SIGNES ET MIRACLES, PROPHÉTIE. 

Selon les Ecritures.

Au nom de DIEU,
Le Tout-Miséricordieux, le Très-Miséricordieux !

Louange à Allah, Seigneur des mondes, Prière et Paix sur Ses messagers et Ses prophètes, et sur tous ceux qui suivent Sa guidée !


La Pierre miraculeuse. Les Douze sources des Fils d'Israël. .
La vie au désert d'Attih.


   Point de divinité[1] excepté Allah[2] le Très Haut. Que les meilleures salutations[3] soient sur les Prophètes et Messagers divins dont le Sceau de la Prophétie[4].   

  • Le voyage des Fils d’Israël vers la Montagne de la Révélation. L’histoire de la Pierre miraculeuse à Attih. Leurs déboires.

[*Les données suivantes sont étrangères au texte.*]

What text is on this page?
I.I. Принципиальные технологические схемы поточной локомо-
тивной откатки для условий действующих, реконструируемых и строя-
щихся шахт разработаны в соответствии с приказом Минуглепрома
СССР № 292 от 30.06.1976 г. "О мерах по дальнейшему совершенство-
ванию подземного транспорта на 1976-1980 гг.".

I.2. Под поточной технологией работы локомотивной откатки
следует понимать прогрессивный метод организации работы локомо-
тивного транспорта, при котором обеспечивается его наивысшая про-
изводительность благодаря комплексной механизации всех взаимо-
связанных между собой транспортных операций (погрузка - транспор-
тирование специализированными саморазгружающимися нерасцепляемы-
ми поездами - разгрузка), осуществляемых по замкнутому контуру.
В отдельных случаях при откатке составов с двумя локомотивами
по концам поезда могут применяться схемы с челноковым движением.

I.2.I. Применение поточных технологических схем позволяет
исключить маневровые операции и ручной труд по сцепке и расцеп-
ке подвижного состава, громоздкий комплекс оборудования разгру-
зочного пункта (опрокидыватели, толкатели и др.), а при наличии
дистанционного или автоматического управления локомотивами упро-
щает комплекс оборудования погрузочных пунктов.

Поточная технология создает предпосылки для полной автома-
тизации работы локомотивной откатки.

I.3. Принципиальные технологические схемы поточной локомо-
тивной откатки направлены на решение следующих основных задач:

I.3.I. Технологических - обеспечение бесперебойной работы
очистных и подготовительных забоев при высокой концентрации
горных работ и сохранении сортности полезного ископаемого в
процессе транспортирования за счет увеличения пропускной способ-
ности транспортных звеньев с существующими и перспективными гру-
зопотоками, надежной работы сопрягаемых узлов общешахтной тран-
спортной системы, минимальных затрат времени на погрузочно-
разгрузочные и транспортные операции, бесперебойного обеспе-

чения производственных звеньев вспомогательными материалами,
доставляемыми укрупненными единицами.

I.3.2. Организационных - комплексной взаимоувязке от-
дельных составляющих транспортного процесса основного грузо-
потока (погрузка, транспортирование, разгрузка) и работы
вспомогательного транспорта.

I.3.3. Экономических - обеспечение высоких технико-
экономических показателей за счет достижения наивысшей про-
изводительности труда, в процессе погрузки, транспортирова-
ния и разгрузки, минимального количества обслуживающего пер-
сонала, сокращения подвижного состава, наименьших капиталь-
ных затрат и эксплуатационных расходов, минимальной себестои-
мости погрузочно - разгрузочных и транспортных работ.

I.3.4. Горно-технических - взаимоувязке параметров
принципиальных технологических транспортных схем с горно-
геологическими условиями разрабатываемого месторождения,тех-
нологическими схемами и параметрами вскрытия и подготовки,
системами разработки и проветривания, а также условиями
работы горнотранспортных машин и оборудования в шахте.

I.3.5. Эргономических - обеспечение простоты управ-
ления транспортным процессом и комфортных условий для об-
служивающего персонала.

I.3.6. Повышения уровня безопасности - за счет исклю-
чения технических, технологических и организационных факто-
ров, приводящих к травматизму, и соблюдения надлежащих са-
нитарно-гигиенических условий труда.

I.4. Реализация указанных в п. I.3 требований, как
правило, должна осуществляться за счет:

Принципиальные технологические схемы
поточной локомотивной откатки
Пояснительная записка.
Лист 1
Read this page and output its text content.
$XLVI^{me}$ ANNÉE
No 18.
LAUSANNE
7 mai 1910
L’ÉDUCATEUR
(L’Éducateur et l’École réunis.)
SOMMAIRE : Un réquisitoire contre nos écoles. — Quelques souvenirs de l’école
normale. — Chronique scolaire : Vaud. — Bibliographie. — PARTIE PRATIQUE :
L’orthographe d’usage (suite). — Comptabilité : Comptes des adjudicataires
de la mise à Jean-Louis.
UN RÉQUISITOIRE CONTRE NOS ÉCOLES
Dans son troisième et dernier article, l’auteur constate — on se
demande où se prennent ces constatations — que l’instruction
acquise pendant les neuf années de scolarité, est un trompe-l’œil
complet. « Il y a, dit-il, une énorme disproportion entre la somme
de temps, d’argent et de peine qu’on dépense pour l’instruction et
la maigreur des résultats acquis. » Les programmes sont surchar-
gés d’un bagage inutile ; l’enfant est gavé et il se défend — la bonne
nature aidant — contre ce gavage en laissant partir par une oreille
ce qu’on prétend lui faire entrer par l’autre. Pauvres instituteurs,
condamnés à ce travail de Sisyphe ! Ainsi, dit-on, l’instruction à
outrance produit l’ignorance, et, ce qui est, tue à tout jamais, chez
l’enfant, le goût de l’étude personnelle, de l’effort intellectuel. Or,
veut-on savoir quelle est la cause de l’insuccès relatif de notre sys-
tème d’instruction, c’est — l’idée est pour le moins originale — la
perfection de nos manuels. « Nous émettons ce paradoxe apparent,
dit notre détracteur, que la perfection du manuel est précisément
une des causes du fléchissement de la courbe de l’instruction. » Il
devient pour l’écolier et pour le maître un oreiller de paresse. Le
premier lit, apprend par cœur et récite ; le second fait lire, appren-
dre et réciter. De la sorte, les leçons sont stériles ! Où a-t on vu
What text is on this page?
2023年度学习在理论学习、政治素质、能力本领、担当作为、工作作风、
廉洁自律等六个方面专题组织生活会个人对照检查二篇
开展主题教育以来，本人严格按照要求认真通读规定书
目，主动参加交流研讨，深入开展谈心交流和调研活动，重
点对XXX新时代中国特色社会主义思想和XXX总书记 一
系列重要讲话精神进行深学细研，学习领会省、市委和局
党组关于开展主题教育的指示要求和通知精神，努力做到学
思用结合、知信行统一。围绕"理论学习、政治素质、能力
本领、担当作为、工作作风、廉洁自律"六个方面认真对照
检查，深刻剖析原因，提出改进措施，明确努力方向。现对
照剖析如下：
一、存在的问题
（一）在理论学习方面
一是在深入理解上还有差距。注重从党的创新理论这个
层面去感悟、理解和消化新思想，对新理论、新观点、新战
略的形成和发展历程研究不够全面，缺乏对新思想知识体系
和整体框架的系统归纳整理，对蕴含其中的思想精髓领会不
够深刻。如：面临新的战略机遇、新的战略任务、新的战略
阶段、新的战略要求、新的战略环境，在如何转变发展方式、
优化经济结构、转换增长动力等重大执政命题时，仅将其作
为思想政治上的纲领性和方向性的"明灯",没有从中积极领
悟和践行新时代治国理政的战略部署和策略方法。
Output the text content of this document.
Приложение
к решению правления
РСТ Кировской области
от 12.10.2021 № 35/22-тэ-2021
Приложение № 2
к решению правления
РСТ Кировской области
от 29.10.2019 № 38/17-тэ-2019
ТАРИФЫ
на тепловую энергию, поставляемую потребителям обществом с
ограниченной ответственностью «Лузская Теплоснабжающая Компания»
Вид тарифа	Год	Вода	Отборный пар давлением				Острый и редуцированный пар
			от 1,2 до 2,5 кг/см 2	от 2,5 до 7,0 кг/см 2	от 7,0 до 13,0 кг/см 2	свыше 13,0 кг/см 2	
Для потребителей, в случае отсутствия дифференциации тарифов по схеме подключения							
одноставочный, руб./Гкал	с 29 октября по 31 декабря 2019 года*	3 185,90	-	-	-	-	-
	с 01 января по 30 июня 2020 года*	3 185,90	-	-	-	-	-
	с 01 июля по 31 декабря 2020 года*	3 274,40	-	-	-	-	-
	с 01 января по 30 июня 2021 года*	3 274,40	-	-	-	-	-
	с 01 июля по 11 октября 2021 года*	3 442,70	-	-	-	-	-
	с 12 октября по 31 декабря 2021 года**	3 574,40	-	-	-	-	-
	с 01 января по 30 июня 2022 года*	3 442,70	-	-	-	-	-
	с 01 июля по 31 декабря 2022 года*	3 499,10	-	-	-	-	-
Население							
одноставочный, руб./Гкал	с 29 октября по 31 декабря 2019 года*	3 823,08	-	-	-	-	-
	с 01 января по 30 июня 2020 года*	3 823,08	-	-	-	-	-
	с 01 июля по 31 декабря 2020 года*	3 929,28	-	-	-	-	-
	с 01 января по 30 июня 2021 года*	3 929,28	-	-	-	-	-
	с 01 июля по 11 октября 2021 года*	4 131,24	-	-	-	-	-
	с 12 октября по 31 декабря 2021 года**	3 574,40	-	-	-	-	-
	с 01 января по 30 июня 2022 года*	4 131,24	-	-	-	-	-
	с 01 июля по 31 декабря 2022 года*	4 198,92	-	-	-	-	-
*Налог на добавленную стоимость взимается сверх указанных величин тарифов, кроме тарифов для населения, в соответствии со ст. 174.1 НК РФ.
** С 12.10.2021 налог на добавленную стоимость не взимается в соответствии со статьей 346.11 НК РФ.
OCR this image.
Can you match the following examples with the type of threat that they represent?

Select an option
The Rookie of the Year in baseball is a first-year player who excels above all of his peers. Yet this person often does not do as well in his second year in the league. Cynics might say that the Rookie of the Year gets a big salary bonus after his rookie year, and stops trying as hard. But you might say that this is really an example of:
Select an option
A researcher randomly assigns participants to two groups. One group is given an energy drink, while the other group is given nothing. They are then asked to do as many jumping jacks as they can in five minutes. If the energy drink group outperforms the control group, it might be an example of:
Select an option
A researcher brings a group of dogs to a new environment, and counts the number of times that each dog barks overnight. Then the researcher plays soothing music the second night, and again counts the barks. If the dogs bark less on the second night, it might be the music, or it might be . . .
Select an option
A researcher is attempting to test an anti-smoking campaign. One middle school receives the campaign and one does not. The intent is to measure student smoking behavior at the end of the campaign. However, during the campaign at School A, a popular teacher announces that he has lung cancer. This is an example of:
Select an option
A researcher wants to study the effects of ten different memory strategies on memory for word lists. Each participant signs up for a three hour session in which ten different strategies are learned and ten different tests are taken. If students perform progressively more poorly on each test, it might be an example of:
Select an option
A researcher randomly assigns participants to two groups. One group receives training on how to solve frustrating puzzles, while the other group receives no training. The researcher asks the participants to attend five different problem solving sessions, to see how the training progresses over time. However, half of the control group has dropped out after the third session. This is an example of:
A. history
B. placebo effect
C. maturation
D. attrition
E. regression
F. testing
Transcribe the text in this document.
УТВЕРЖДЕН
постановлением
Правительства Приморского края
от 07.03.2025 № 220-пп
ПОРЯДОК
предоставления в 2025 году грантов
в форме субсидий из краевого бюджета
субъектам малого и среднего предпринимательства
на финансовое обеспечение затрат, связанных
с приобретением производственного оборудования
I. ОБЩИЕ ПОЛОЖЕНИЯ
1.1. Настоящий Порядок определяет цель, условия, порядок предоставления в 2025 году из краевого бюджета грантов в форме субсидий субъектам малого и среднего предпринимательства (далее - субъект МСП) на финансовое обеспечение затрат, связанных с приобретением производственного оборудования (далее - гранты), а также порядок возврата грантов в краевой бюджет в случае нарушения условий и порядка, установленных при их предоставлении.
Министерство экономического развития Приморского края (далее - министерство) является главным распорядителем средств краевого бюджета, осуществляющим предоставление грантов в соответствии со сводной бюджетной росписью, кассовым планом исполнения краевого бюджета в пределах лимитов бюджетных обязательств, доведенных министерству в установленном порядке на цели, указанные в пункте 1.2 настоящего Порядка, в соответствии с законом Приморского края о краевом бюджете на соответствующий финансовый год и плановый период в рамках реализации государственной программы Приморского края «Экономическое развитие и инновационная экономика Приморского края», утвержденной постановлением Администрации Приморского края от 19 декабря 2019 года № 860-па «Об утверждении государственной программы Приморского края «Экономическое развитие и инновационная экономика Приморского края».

   Au divin Créateur de révéler à Son sceau :

 

      « Et [souvenez-vous] lorsque Moïse demanda la pluie pour son peuple et que Nous lui avons dit : “Frappe la pierre de ton bâton”. D’elle jaillit douze sources et tous les gens surent où ils devaient boire.
  
[Nous leur avons dit :] “Mangez et buvez ce que Dieu vous accorde et ne parcourez pas la terre en corrupteurs” » (Coran II 60).

   Décryptage.

   Tabari : « Lorsque Moïse dit à son peuple… » Dans tout ce passage, Dieu fait savoir à Son envoyé (sur lui Prière et Paix !) jusqu’où les Juifs s’égarèrent en s’éloignant de la vérité et en contrevenant aux ordres de leurs prophètes en dépit des innombrables bienfaits que Dieu leur avait accordés. Par ce rappel, Dieu allège à Son Prophète les difficultés qu’il rencontre dans ses rapports avec les Juifs et tous les efforts qu’il déploie pour les ramener au respect de la dignité de Dieu, et Il lui dit en quelque sorte : ne t’afflige pas de tout ce que tu endures à cause d’eux, car s’éloigner de Dieu et de la vérité fait partie de leurs habitudes et faisant déjà partie de celles de leurs aïeux, et ton frère Moïse (sur lui Prière et Paix !) eut à affronter les mêmes difficultés.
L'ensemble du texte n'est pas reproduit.